Authored by Lani Chun, PHD | Principal & Noah Yao | Principal
The age of AI has introduced a deluge of concepts, often interconnected, that are critical to creating success with AI. The context layer is one of these concepts: AI systems need context layered on top of data to assign business-specific meaning and relevance to the task at hand.
Sounds a lot like data cataloging, right?
Conflating the context layer with metadata cataloging is understandable because the two concepts are related but separate.
Both metadata catalogs and context layers hold enriched information about the business and its data. The steps involved in engaging stakeholders to define and construct both solutions are very similar. As an organization (probably in phases), you align definitions and terms, define and formalize key metrics, and translate technical metadata into a more digestible, structured format.
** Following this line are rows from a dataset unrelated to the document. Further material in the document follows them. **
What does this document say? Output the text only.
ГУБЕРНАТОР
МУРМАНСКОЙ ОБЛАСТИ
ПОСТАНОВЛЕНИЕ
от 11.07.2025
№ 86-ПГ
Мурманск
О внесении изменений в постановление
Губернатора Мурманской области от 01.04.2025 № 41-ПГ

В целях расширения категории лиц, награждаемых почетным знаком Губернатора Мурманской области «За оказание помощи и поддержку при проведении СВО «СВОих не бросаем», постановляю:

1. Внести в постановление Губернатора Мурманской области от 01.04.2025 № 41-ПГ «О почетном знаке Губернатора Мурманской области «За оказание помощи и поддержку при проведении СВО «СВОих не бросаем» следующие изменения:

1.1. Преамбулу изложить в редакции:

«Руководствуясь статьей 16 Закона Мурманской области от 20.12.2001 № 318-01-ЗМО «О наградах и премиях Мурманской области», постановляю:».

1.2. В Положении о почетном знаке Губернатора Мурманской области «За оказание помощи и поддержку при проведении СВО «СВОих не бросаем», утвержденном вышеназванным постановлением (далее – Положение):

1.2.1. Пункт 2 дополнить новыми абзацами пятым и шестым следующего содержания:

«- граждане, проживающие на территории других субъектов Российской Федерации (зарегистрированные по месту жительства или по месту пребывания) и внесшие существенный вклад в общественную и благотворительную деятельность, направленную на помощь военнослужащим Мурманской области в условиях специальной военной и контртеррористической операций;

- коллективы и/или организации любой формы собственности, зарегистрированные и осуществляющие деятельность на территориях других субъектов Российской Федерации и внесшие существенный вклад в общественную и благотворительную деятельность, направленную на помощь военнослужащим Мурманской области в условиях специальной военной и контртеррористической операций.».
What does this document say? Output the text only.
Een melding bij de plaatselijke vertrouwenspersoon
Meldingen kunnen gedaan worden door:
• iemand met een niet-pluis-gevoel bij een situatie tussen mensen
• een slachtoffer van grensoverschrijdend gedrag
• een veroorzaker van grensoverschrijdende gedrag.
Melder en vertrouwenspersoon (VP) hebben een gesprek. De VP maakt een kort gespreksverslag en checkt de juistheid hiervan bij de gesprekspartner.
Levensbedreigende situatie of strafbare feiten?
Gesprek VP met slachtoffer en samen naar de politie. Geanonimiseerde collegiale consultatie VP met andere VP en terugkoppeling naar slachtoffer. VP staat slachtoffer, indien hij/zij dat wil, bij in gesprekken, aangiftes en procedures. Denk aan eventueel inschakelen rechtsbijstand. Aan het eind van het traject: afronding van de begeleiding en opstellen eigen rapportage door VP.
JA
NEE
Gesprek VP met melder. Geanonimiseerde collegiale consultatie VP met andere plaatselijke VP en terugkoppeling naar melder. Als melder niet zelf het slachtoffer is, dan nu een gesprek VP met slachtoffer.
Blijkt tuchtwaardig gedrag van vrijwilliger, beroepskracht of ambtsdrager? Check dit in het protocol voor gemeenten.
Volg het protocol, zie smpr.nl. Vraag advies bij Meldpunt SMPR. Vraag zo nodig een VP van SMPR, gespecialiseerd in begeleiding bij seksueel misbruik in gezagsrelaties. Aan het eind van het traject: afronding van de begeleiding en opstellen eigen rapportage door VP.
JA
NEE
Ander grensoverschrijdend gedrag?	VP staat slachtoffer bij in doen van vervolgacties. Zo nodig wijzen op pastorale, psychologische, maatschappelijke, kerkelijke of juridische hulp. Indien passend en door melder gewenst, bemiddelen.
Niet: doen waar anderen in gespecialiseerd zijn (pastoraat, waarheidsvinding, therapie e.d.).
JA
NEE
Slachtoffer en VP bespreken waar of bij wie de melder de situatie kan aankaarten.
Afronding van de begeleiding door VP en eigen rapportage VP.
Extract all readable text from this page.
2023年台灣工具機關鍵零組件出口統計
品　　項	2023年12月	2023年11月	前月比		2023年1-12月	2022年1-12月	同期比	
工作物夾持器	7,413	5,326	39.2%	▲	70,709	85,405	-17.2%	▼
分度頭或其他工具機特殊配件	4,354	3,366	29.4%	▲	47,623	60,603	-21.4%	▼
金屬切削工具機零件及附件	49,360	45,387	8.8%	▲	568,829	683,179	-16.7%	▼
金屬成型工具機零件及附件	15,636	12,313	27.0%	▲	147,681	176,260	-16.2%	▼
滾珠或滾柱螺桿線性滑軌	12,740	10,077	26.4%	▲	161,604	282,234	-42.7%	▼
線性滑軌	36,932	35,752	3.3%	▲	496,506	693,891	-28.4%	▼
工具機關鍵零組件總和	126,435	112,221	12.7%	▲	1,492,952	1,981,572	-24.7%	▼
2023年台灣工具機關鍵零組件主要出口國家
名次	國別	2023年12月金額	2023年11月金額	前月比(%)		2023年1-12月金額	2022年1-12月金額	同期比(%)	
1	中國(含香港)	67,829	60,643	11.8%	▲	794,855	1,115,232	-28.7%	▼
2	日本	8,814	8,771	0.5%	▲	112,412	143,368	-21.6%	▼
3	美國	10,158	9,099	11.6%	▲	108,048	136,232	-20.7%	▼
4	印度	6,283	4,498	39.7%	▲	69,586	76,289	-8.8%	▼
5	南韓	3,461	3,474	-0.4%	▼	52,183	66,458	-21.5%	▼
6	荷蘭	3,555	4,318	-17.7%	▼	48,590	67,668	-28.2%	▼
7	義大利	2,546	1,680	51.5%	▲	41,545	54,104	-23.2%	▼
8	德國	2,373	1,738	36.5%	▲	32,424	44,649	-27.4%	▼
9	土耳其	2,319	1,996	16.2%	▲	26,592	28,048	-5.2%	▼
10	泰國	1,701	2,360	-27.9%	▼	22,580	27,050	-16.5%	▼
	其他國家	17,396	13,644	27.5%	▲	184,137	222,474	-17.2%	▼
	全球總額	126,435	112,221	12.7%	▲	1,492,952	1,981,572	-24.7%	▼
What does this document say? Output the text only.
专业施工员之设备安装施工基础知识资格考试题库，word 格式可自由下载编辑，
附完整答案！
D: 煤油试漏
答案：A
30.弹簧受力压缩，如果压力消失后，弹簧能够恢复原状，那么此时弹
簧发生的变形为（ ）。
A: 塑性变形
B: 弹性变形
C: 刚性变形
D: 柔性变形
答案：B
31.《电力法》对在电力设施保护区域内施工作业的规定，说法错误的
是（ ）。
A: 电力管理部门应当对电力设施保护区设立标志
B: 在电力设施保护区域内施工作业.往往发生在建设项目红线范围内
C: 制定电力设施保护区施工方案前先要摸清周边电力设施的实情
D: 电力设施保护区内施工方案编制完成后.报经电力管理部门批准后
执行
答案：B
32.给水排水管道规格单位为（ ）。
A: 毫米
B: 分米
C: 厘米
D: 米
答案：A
However, major differences exist in purpose and construction between the metadata catalog and context layer. Understanding these differences helps discern the purpose of both context layers and metadata cataloging while appreciating their relationship.
Purpose: Metadata Catalogs Find Data. Context Layers Give It Meaning.
Metadata catalogs utilize an ontology to provide a map of your data estate, critical for discovery and navigation. “These are your data types available, in ABC formats, in XYZ locations, with attributes 123. The names are…and the owner is…” The metadata catalog is a building block for more complex functions like semantic search, result filtering, and AI agent workflows.
Enter the context layer. Beyond finding and understanding data, the context layer is the shared infrastructure that encodes the business meaning, relationships, and operational rules around your data, so that AI can pull, interpret, and infer information in a way that is correct and relevant to your industry, business, function or team.
Solutions such as Atlan’s Enterprise Context Layer are innovating to unify context (which includes data source / lineage / location, data attributes / content, user persona, data governance considerations, and interoperability with / relation to other information), into a live, query-able graph that AI agents can reason over at runtime.
Construction: How Metadata Catalogs and Context Layers Are Built
Metadata catalogs are built to answer questions about your data through governed, digestible information. They ensure data is inventoried with associated definitions, classification, ownership, and lineage. This structure can then be leveraged by many different tools that need a data map (e.g., knowledge graphs, search tools, AI agents).
The context layer isn’t a blanket over your systems, but shared infrastructure of metadata, relationships, and governance rules that run through your data, technology, and AI ecosystems at multiple layers. This might look like a catalog ontology scoped to the concepts relevant to your business, a context graph that connects entities in ways that are specific to your industry, and runtime guardrails where agents query the context layer, via MCP, APIs, or SDKs, so every decision passes through the right policies and definitions, not just better prompts.
Atlan’s Enterprise Context Layer is one example of what this looks like in practice. The Context Lakehouse allows agents (via an open interfaces such as MCP, SQL, A2A, and SDKs), to query a governed, policy-forward context layer to drive more accurate outcomes with governed information.
Without a Context Layer, Your AI is Guessing
AI is only as powerful as the context that supports it. Without the meaning, structure, entities, relationships, and metrics provided by a context layer, AI is forced to infer meaning and rebuild logic inconsistently. Subsequent breakdowns in trust and effectiveness will cause AI pilots to underdeliver. A thoughtfully built context layer ensures your AI agents are trusted and integrated with your business to create true value.